4 Analysis models The different VPs that are generated need to be evaluated to determine if they meet the timing constraints and if their cost is acceptable. In this paper, we concentrate on the former aspect, since it is the distinctive feature of real-time applications. As mentioned above, the goal is not only to design a system that meets the deadlines, but one for which it is possible to prove that they are always met. This is done using a validation procedure, which is applied to the final system. During the early stages of the design, we do not have sufficient knowledge about the implementation to apply this validation procedure directly, but we should try to use as much as possible of it, in order to get a sufficiently good performance prediction. It is customary to divide the timing analysis of a system into two separate stages: the intrinsic analysis calculates the resource needs, and thus the execution time, of a task in isolation, when it has all the resources of the system at its own disposal; and the extrinsic analysis accounts for the effects of resource sharing between several parallel tasks.
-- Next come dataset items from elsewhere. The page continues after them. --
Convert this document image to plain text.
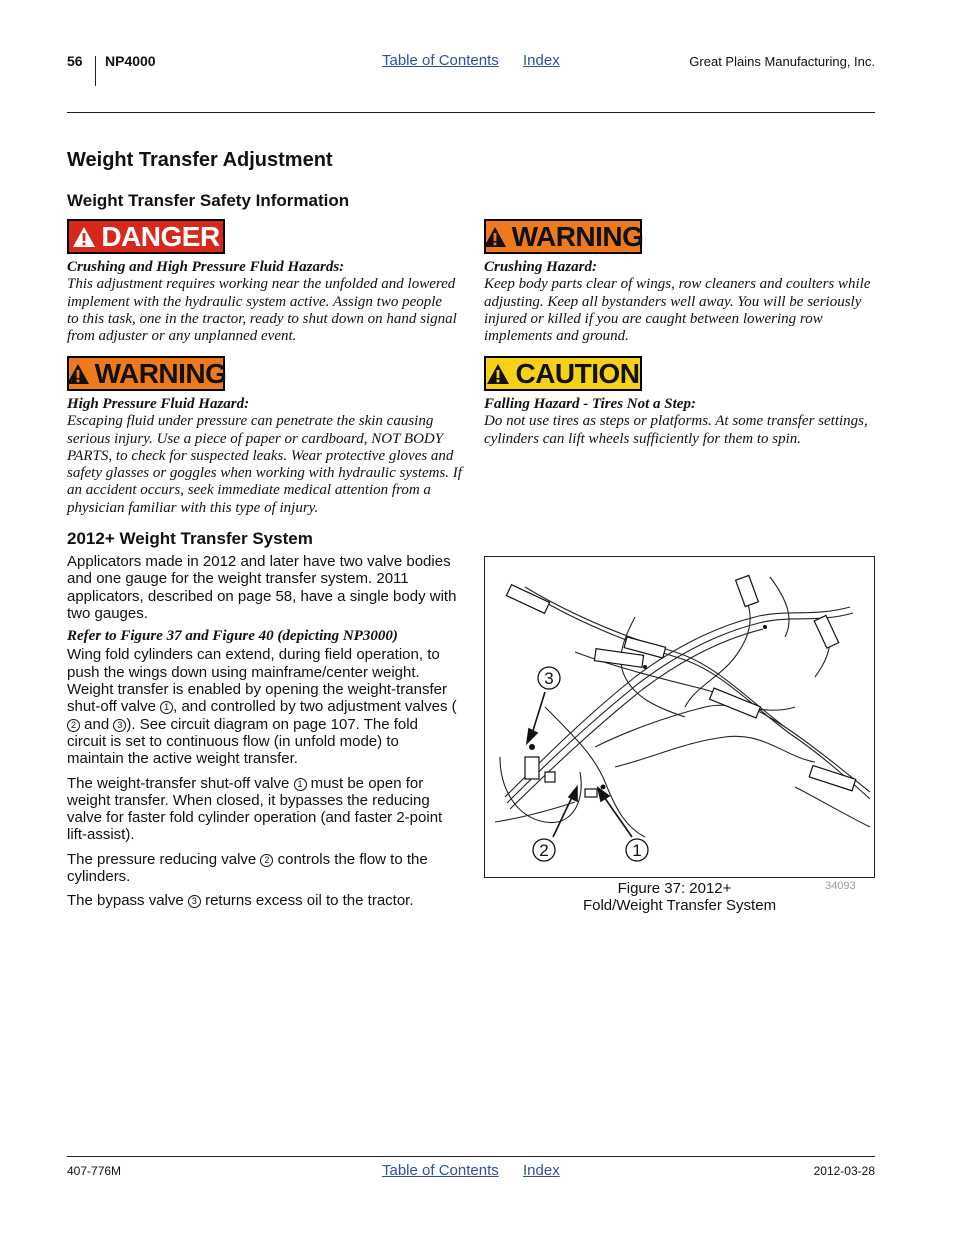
56 NP4000	Table of Contents Index	Great Plains Manufacturing, Inc.
Weight Transfer Adjustment
Weight Transfer Safety Information
DANGER
Crushing and High Pressure Fluid Hazards:
This adjustment requires working near the unfolded and lowered implement with the hydraulic system active. Assign two people to this task, one in the tractor, ready to shut down on hand signal from adjuster or any unplanned event.
WARNING
High Pressure Fluid Hazard:
Escaping fluid under pressure can penetrate the skin causing serious injury. Use a piece of paper or cardboard, NOT BODY PARTS, to check for suspected leaks. Wear protective gloves and safety glasses or goggles when working with hydraulic systems. If an accident occurs, seek immediate medical attention from a physician familiar with this type of injury.
WARNING
Crushing Hazard:
Keep body parts clear of wings, row cleaners and coulters while adjusting. Keep all bystanders well away. You will be seriously injured or killed if you are caught between lowering row implements and ground.
CAUTION
Falling Hazard - Tires Not a Step:
Do not use tires as steps or platforms. At some transfer settings, cylinders can lift wheels sufficiently for them to spin.
2012+ Weight Transfer System

Applicators made in 2012 and later have two valve bodies and one gauge for the weight transfer system. 2011 applicators, described on page 58, have a single body with two gauges.

Refer to Figure 37 and Figure 40 (depicting NP3000)

Wing fold cylinders can extend, during field operation, to push the wings down using mainframe/center weight. Weight transfer is enabled by opening the weight-transfer shut-off valve 1 , and controlled by two adjustment valves (2 and 3 ). See circuit diagram on page 107. The fold circuit is set to continuous flow (in unfold mode) to maintain the active weight transfer.

The weight-transfer shut-off valve 1 must be open for weight transfer. When closed, it bypasses the reducing valve for faster fold cylinder operation (and faster 2-point lift-assist).

The pressure reducing valve 2 controls the flow to the cylinders.

The bypass valve 3 returns excess oil to the tractor.

3
2	1
34093
Figure 37: 2012+
Fold/Weight Transfer System
407-776M	Table of Contents Index	2012-03-28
In the next two subsections, we will discuss how these analysis aspects can be handled, and what the differences are between validation and early estimation. In the last subsection, we propose a constructive way of dealing with uncertainties in the intrinsic analysis.
4.2 Extrinsic analysis The extrinsic analysis requires much less information about the fine details of the implementation; instead it is based on the structure of the task graph, and what hardware resources are used. These aspects can be assumed to be the same for the early design and for the final implementation, which means that the same model can be used for both estimation and validation. The difference is that the values indicating how much resources the tasks use come from the intrinsic estimation in the first case, and from the intrinsic validation in the second. The extrinsic analysis of our VPs is based on schedulability models for fixed-priority schedulers, and we have extended the traditional theory (see [1] for an overview) in several respects:
Most of the fixed-priority scheduling theory is only concerned with single-processor systems but our architectures are heterogenous, involving several processing elements, perhaps with shared memories. We have therefore extended this theory by introducing the concept of computational resources (roughly corresponding to time-shared components in the architecture), and derived analysis procedures that can handle several such resources.
The traditional fixed-priority analysis is only meant to be used for validation, where it is interesting to get a yes/no answer if the deadlines are met. But during the iterative system-level design we would also like to know how close a design comes to meeting the deadlines since this allows a comparison between VPs that do not yet meet them. We have therefore introduced the metric minimal required speedup (MRS), which, intuitively, indicates how much the execution would have to be accelerated to exactly meet all timing constraints. Of course, if the MRS 1, this means that the deadlines are respected.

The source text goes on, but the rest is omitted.